*Amber Lee PoV*
Hoje acordei no horário certo, portanto não precisei sair correndo com um pedaço de pão na boca e um copo de café na mão. Isso não quer dizer que minha noite tenha sido mais tranquila. Aquele homem, seu olhar, seu calor, seu perfume, tudo nele assombrou meus sonhos.
Vou acabar enlouquecendo desse jeito…
Passo por um Starbucks a caminho do trabalho e o cheiro na porta é delicioso.
Eu tomei café, porém será que ele tomou? Ah, mas por que eu me importaria com isso afinal?
Mordo minha boca e, quando dou por mim, já estou na fila pedindo um expresso para ele. Pego um sachê de cada tipo de açúcar e adoçante, pois não sei qual ele gosta.
Amber Lee, não estou reconhecendo você. Nunca me preocupei em paparicar nem mesmo o Kevin…
Convenço a mim mesma que a razão é retribuir a ajuda que ele me deu no dia anterior, consertando meu computador.
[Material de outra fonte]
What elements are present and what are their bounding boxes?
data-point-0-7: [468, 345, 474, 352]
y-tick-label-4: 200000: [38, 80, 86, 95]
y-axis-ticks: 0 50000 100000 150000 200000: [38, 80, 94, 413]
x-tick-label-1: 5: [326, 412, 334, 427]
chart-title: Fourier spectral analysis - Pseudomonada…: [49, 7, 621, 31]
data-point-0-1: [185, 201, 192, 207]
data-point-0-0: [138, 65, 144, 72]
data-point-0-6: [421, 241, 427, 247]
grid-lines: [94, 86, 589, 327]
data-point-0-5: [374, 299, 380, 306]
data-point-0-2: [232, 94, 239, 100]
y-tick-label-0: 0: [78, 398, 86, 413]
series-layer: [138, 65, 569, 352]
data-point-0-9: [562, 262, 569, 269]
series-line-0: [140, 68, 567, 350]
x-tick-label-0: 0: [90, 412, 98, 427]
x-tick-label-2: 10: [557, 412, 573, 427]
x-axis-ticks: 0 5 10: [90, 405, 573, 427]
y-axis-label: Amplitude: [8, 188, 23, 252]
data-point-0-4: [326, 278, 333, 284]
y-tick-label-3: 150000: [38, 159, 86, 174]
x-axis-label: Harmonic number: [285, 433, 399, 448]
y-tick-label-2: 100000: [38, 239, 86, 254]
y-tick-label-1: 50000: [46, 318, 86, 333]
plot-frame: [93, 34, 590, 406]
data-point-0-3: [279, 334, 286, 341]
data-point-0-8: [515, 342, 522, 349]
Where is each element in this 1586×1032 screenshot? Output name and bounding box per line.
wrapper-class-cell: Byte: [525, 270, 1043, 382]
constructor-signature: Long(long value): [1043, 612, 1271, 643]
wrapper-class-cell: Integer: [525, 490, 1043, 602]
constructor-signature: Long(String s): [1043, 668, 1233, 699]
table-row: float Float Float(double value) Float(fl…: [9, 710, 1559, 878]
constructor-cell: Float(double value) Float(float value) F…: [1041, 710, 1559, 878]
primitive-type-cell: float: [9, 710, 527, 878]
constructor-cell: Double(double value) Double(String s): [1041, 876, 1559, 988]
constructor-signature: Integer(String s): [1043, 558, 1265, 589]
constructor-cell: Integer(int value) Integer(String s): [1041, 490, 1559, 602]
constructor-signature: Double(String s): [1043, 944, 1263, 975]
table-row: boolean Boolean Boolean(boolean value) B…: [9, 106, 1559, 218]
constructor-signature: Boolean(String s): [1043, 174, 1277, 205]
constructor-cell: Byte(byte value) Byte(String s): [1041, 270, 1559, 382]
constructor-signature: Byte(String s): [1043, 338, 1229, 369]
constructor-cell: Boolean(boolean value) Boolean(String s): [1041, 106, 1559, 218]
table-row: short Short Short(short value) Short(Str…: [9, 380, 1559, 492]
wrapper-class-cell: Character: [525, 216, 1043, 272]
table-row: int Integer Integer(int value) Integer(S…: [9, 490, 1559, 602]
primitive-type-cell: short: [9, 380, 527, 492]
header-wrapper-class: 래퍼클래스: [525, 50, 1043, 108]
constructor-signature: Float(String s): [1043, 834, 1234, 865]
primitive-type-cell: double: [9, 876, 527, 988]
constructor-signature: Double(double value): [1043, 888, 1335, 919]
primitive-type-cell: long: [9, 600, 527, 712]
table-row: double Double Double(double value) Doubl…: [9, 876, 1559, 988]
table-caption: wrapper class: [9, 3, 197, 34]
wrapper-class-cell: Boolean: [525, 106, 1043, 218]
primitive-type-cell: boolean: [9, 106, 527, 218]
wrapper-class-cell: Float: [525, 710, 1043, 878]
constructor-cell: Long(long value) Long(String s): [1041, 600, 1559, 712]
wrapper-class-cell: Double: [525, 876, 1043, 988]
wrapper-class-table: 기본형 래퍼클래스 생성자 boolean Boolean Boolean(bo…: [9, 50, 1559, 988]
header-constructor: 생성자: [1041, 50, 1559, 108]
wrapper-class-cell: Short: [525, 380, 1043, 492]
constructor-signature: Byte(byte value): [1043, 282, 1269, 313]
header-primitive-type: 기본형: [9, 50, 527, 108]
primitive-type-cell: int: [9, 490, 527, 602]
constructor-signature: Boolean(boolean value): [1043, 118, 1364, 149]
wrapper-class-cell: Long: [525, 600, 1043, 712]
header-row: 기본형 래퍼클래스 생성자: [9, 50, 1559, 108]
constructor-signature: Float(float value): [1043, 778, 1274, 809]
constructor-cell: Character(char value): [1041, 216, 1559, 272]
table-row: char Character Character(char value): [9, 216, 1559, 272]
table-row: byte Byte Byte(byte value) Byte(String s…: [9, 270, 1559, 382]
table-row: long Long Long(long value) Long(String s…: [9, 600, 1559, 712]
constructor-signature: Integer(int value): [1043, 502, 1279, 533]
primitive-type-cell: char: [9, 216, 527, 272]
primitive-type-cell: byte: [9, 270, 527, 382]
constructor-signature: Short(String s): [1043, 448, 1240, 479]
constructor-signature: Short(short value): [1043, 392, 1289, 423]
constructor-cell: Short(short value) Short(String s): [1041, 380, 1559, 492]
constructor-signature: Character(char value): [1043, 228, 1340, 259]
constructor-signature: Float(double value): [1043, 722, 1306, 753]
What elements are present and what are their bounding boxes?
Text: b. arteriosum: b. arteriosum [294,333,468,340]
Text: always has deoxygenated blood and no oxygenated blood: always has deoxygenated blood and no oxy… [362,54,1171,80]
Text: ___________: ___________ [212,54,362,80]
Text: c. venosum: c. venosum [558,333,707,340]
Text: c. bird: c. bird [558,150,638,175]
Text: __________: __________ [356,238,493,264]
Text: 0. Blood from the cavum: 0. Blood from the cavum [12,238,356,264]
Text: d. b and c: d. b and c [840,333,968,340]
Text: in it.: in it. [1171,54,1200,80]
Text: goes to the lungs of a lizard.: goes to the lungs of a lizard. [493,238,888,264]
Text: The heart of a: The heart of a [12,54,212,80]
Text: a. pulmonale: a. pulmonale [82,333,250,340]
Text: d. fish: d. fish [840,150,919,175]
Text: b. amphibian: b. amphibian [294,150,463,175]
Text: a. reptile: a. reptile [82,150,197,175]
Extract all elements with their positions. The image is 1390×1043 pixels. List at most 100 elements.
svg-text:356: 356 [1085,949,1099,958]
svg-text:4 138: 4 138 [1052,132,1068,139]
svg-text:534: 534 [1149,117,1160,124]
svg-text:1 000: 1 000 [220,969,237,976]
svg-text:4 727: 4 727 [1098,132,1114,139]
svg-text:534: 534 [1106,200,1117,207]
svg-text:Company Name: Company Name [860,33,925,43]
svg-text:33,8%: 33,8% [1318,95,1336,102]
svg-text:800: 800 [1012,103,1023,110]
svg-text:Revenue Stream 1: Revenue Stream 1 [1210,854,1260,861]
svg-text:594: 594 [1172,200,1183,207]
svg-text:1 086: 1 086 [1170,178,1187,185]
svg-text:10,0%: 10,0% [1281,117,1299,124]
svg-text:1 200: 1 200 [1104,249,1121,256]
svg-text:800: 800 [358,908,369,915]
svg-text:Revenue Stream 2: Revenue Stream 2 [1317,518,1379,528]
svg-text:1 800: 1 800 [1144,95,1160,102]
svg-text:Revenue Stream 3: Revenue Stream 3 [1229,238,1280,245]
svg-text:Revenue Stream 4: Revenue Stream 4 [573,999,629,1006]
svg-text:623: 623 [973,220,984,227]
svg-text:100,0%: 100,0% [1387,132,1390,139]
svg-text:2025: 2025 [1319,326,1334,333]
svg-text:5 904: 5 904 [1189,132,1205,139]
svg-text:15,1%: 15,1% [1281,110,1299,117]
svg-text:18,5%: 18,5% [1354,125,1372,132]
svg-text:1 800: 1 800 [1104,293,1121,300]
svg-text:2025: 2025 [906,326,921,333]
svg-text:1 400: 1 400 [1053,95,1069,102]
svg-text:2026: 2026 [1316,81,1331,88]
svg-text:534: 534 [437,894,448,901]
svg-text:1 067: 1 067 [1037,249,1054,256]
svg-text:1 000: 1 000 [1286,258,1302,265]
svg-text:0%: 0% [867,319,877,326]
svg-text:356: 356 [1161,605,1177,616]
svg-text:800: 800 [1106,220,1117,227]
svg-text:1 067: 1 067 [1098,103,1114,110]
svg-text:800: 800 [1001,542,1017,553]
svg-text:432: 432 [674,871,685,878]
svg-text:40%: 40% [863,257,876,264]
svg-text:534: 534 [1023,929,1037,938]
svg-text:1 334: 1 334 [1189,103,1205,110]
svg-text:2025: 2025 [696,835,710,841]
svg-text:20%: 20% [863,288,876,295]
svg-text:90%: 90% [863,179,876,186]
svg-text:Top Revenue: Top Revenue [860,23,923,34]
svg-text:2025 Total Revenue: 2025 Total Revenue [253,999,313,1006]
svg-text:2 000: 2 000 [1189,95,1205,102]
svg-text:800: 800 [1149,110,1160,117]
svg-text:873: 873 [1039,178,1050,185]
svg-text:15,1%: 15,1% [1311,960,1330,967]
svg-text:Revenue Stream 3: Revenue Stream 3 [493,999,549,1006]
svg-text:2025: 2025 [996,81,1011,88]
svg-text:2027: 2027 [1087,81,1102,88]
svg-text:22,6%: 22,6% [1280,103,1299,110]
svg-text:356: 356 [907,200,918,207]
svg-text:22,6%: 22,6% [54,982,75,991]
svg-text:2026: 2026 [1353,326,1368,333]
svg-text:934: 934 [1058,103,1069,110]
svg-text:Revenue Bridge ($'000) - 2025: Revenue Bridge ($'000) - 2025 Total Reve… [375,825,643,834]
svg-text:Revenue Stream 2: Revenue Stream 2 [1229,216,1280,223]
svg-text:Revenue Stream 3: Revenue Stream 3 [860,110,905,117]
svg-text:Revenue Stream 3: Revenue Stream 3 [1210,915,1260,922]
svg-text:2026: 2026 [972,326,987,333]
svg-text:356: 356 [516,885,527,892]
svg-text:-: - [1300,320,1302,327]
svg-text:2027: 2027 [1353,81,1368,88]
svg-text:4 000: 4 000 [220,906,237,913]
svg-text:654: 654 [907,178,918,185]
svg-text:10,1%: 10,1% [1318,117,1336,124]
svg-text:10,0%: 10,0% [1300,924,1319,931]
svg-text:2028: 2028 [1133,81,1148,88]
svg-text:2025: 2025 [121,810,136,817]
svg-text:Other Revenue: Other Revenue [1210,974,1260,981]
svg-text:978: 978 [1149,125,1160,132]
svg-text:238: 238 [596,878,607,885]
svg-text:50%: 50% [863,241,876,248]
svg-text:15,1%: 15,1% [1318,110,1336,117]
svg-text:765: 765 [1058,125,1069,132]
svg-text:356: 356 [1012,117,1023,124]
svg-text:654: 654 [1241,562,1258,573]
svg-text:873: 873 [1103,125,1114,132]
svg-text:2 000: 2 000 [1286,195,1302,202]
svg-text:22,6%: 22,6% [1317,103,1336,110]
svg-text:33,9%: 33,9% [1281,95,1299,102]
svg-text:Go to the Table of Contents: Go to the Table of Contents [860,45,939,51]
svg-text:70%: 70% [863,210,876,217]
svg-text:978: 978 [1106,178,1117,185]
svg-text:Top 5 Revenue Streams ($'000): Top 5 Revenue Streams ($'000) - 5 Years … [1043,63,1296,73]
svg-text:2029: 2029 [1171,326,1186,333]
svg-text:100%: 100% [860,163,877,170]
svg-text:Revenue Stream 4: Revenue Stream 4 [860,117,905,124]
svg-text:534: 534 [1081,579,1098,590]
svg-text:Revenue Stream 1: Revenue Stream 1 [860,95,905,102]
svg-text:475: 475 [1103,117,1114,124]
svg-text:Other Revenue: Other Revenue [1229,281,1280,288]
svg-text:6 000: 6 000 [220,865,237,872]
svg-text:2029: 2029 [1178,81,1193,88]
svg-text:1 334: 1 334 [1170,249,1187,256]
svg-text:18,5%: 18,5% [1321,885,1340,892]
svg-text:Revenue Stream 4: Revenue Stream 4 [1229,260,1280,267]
M@l entro no prédio, Lauren me chama do balcão da recepção. Eu suspiro, provavelmente Rico já contou a ela sobre Michael ter ido no meu setor e que ficamos sozinhos um tempo. No que se refere a fofoca, Rico é pior que uma comadre velha à toa na janela tomando conta da vida alheia. Ela levanta uma sobrancelha para o copo na minha mão, que seguro com todo cuidado.
ㅡ Sem café em casa, amiga?
Dou um sorriso amarelo para sua piada e disfarço. De maneira alguma vou dizer para quem é de verdade.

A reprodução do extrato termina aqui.